Intervista a:Guido Mazzolini [neo1967]
SCRIVERE
 | Come hai iniziato a scrivere? Chi ti leggeva all'inizio? Penso di scrivere da sempre. La passione per la scrittura è sempre stata complementare alla musica. Ho scritto molte canzoni. All'inizio non riuscivo a concepire un testo separatamente dalla melodia, poi col tempo ho capito che ci sono parole che non necessitano di musica e viceversa. |
 | Qual è il tuo genere preferito? Alcuni link dove possiamo vedere o leggere qualcosa di una tua opera recente? La poesia è da sempre il mio primo amore. E il primo non si scorda mai, o meglio lo si sublima in forme più eteree e sottili, ma sempre da esso originate.

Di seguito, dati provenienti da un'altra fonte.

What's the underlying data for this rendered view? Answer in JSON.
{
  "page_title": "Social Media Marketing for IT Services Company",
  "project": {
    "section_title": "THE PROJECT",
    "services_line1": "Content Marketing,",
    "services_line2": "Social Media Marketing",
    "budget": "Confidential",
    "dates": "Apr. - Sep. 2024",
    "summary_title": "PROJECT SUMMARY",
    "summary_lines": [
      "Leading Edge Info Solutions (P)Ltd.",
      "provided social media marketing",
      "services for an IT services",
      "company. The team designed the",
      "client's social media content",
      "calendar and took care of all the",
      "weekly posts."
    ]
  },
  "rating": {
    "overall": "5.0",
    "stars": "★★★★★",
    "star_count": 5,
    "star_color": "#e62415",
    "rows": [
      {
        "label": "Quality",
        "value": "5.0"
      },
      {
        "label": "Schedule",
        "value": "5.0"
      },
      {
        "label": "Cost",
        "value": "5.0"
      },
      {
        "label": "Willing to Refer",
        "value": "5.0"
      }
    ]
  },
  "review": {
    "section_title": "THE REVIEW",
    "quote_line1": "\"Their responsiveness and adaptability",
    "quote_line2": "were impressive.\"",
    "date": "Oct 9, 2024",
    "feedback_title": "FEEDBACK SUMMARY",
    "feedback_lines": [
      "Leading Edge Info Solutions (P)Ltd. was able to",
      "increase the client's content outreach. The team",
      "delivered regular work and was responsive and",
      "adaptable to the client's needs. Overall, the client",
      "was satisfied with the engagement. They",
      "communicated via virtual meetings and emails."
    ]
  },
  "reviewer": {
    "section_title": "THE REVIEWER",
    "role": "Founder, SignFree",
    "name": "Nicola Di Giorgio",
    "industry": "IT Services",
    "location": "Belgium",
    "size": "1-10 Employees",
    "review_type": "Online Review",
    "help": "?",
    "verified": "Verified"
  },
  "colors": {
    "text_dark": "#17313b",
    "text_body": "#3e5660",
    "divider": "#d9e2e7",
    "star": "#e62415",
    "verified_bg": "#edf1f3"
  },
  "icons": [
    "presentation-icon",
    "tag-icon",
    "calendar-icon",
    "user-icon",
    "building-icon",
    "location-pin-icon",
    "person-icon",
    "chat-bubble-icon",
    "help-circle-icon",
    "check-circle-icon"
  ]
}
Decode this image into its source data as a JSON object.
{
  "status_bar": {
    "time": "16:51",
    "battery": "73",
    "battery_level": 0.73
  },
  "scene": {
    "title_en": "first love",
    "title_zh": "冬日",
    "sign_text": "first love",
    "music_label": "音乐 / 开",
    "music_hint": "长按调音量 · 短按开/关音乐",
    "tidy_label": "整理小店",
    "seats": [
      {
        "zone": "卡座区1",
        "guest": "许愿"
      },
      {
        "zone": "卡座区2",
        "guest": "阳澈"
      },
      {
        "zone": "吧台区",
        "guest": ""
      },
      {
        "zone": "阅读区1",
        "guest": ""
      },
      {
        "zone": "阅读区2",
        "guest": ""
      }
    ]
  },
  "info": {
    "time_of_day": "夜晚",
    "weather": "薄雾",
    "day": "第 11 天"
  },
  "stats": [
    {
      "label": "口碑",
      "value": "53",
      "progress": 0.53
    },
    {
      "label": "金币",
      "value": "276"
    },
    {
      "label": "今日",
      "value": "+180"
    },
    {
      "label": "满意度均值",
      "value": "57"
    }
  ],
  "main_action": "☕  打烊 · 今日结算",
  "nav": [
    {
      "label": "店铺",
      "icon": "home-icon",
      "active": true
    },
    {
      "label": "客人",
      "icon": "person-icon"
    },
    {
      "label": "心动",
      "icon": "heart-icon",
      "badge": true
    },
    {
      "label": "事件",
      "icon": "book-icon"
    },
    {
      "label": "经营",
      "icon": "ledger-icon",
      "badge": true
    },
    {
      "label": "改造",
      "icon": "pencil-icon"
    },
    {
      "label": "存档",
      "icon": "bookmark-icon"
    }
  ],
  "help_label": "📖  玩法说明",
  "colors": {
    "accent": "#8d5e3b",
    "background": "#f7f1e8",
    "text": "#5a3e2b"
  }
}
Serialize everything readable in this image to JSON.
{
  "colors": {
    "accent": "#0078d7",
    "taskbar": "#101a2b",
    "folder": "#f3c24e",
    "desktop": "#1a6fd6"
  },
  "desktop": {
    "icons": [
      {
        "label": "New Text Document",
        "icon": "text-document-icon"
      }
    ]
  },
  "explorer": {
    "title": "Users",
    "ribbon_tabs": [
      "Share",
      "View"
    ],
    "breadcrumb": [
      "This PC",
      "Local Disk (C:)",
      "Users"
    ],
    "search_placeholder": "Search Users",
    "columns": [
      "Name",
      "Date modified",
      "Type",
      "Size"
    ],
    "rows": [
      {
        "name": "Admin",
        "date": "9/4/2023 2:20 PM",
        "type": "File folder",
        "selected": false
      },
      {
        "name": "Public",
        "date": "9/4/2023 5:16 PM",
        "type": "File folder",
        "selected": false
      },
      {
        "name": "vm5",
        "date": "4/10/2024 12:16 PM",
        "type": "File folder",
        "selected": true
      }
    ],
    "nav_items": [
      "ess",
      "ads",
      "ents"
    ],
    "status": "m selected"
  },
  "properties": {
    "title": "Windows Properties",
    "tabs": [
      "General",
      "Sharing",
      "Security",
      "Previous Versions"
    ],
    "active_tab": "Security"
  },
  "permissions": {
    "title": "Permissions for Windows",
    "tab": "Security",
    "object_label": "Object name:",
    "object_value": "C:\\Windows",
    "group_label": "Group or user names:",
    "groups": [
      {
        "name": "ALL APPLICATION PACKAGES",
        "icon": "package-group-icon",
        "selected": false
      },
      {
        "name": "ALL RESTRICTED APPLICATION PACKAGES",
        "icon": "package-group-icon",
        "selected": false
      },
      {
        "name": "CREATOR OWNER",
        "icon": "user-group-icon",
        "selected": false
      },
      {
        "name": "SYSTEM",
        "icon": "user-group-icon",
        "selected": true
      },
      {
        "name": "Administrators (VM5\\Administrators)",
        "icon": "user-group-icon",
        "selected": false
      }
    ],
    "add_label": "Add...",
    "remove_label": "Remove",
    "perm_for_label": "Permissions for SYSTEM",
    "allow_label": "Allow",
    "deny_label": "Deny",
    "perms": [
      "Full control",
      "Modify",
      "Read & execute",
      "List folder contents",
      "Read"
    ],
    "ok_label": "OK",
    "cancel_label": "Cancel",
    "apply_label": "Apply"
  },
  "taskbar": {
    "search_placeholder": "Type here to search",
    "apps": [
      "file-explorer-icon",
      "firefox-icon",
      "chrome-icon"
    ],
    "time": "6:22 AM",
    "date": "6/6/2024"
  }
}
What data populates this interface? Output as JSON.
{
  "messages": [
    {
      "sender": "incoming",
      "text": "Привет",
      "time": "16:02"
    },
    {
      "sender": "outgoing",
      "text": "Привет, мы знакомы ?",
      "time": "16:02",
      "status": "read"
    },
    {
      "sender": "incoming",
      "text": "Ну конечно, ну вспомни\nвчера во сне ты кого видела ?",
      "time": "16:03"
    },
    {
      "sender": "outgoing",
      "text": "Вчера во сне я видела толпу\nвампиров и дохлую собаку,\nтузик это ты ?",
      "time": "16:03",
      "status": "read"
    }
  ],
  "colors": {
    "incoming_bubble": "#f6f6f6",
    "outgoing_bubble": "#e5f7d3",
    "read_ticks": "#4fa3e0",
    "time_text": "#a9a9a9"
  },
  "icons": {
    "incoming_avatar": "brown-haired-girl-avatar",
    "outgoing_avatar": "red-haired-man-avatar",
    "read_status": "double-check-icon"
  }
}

Potete trovare qualcosa di me qui: www.wix.com/guidomazzolini/page
Le mie canzoni le trovate invece in: myspace.com/guidomazzolini |
 | Com'è il tuo processo creativo? Che cosa succede prima di sederti a scrivere? È difficile spiegare il processo creativo. A volte è come un interruttore acceso nel testa e nel cuore che quando si spegne lascia un senso di silenzio e frustrazione. In quei momenti è meglio pensare ad altro oppure leggere un libro. |
 | Che tipo di lettura ti attiva la voglia di scrivere? Assolutamente le poesie. Di ogni genere. Di ogni forma. Di ogni anima. |
 | A tuo parere, quali sono gli ingredienti basilari di una storia? È come in cucina. A volte con poche cose si creano piatti straordinari. Il primo ingrediente, forse il solo, è la sincerità. |
 | In che panni ti senti meglio: prima persona o terza? È indifferente. Il primo romanzo che ho scritto (Il passo del gambero) è raccontato in terza persona, in effetti sono una specie di voce fuori campo. Scrivo in prima persona quando l'emozione mi salta addosso all'improvviso. |
 | Che scrittori famosi ammiri di più? Se una scrittore è famoso ha già la mia ammirazione. Non importa come scrive. Vendere un libro a molta gente vuole dire comunicare sè stessi e già questo è un ottimo risultato. |
 | Cosa rende un personaggio credibile? Come crei i tuoi? Mi riallaccio al discorso precedente della sincerità. Ci sono personaggi nella letteratura che sono assolutamente non-credibili per il contesto della storia, ma che grazie al talento del narratore diventano possibili. Penso alle figure quasi mitologiche di Marquez, assolutamente irreali ma vive grazie alla scrittura.
Come creo i miei? Chiudo gli occhi e li immagino. Vivi e impossibili. |
 | Sei altrettanto bravo raccontando storie oralmente? No. Assolutamente. Preferisco la creazione di getto ma seguita da un lavoro meticoloso di rivisitazione e modifica. Spesso uso più la gomma della matita, anzi, in quest'era digitale...uso più il tasto backspace dell'enter. |
 | Nel più profondo delle tue motivazioni, per chi scrivi? Scrivo perché non serve a niente, mi piace il gesto vano e la minuziosa perdita di un tempo regalato inutilmente, l’arrendersi nel ricordo vago concesso come dono, come un gioiello prezioso da conservare in eterno.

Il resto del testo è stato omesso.